外面有传言说是花鸢跟李元昊有着飞一般的关系,那种不一般的感情,别人看不透道不明,每次花鸢看向李元昊的时候,都是一种温柔,从未有过的温柔感。
他曾经在某个软件上看见过有些人深扒这两个人的基情史,那时候夜慕凉还不懂什么叫做断袖之癖,可不得不说,花鸢对待李元昊真的很不一般了,什么都愿意给他,给他的永远都是最好的。
“你他妈不准提这个。”花鸢突然叫嚣起来,松开了顾念心的脖子,而顾念心说时迟那时快直接躲过去了。
花鸢发现眼前的人质溜了,举起手枪就要打死顾念心。
而夜慕凉也不是善辈,在花鸢开枪的前一秒,也拿出枪杆,对着花鸢的手臂开了一枪,花鸢的枪还没开,直接倒地,血流不止。
痛的他啊啊作响。
夜慕凉看见顾念心,死死的保住她:“没事吧。快上车,我们赶紧走。”
“我没事。”顾念心看着眼前的夜慕凉心里不禁难受:“快走,不然这辆车子都是李元昊的人马。”
“嗯。”夜慕凉掩护着顾念心走到车子里,他仔细的看着那辆车的动静。
“老大,怎么办,她们溜了。”这些保镖们再也按耐不住。
司机黄晨早已被吓死,这一幕,他只是在电视剧里见过,没想到今天竟然亲眼所见,并且是历历在目,花鸢开枪中了臂膀。
“先把花鸢抬到医院吧,否则失血过多死了,我们老大也吃不了兜子走。”中年男子迅速下车,很迅捷的从衣服上撕拉出一块布料,死死的缠住花鸢的胳膊。
花鸢一直在啊啊的叫:“你他妈的要死啊,劳资现在疼死了,还给劳资包扎,滚,给我滚。

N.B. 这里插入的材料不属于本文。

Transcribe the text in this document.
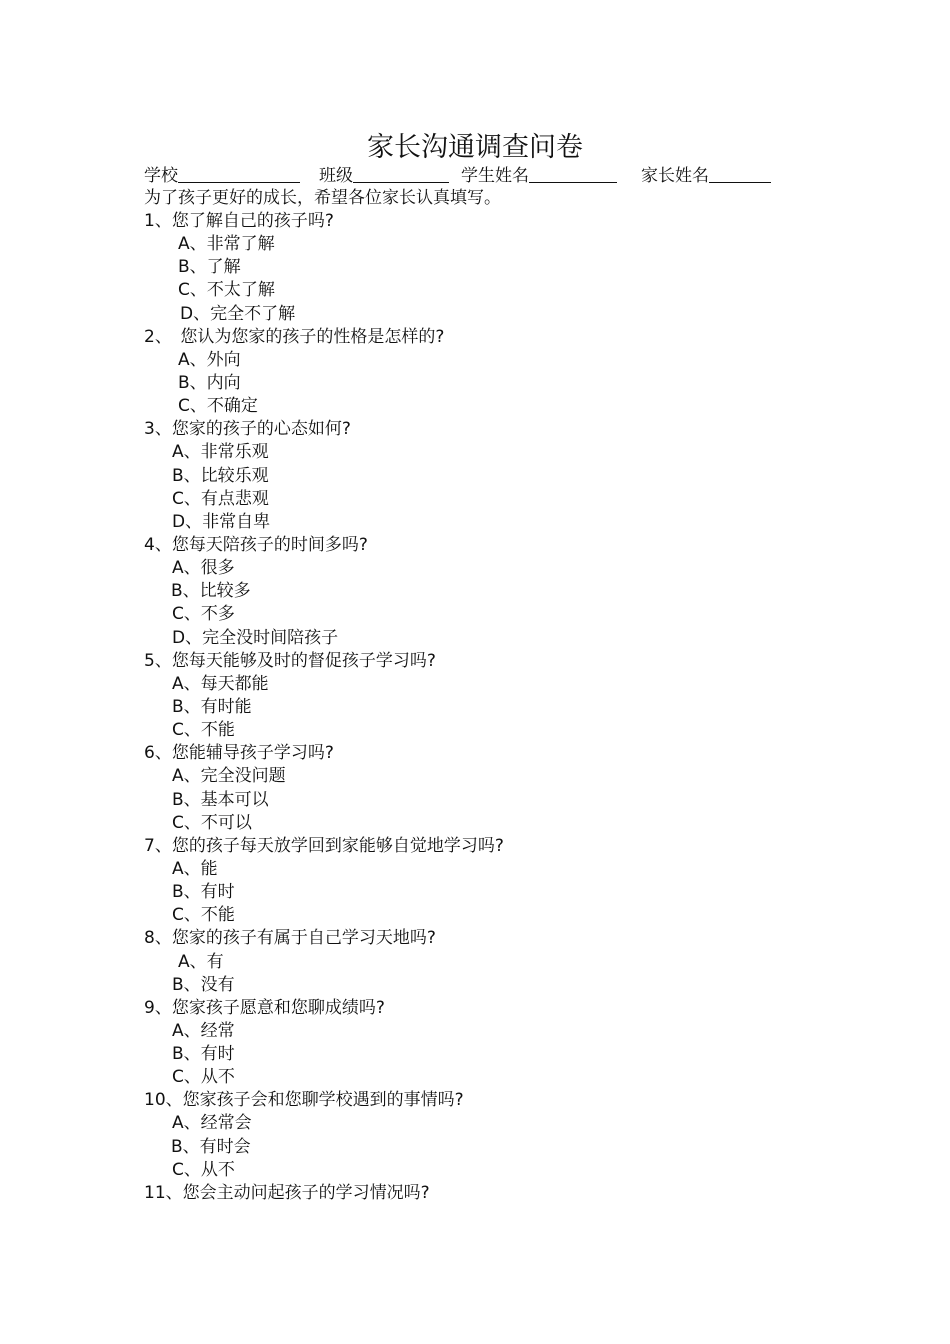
家长沟通调查问卷
学校	班级	学生姓名	家长姓名
为了孩子更好的成长，希望各位家长认真填写。
1、您了解自己的孩子吗?
A、非常了解
B、了解
C、不太了解
D、完全不了解
2、　您认为您家的孩子的性格是怎样的?
A、外向
B、内向
C、不确定
3、您家的孩子的心态如何?
A、非常乐观
B、比较乐观
C、有点悲观
D、非常自卑
4、您每天陪孩子的时间多吗?
A、很多
B、比较多
C、不多
D、完全没时间陪孩子
5、您每天能够及时的督促孩子学习吗?
A、每天都能
B、有时能
C、不能
6、您能辅导孩子学习吗?
A、完全没问题
B、基本可以
C、不可以
7、您的孩子每天放学回到家能够自觉地学习吗?
A、能
B、有时
C、不能
8、您家的孩子有属于自己学习天地吗?
A、有
B、没有
9、您家孩子愿意和您聊成绩吗?
A、经常
B、有时
C、从不
10、您家孩子会和您聊学校遇到的事情吗?
A、经常会
B、有时会
C、从不
11、您会主动问起孩子的学习情况吗?
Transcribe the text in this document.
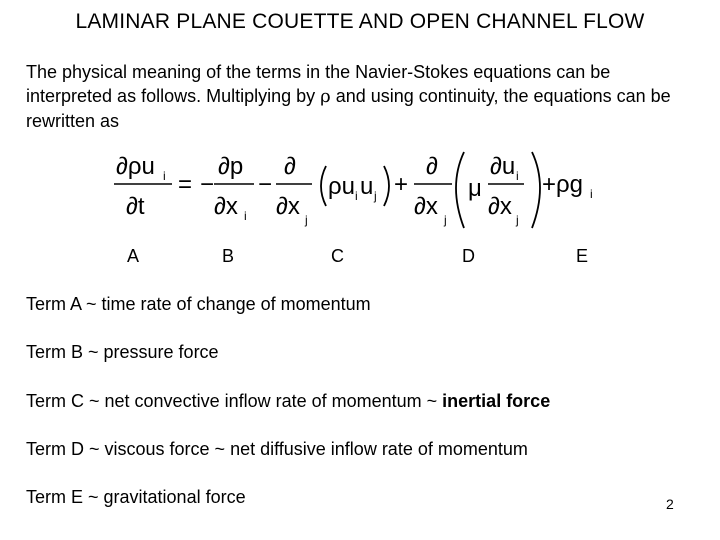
LAMINAR PLANE COUETTE AND OPEN CHANNEL FLOW

The physical meaning of the terms in the Navier-Stokes equations can be interpreted as follows. Multiplying by ρ and using continuity, the equations can be rewritten as

∂ρu i
∂t
= −
∂p
∂x i
−
∂
∂x j
ρu i u j +
∂
∂x j
μ
∂u i
∂x j
+ρg i
A	B	C	D	E
Term A ~ time rate of change of momentum
Term B ~ pressure force
Term C ~ net convective inflow rate of momentum ~ inertial force
Term D ~ viscous force ~ net diffusive inflow rate of momentum
Term E ~ gravitational force	2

”
“冷静点,你不包扎,死了,没人替你收尸。”中年男子懒得跟花鸢说话,要不是因为李元昊,可能他都不会救他。
“老大,现在开车去医院么?”一个年轻的保镖问道。
“嗯,先把他送医院吧。”中年男子深深地叹口气,这特么都是一些什么奇葩事情,都让他碰到了,他简直是心里烦躁。
“那我们还要追夜少么?”另一个人问道:“还有,李老大不知道怎么样了,要不要去救援。”
“这样吧,虎狼和狐狸两个人去前方看看情况,我带着花鸢去医院。”中年男人迅速下了指令:“黄晨,开车,去医院。”
小黑那边早早地就收工了,听到陈燃的指挥就直接将飞机开走了。
李元昊脸色阴郁,这一场战争,他又输了,输的真是彻底。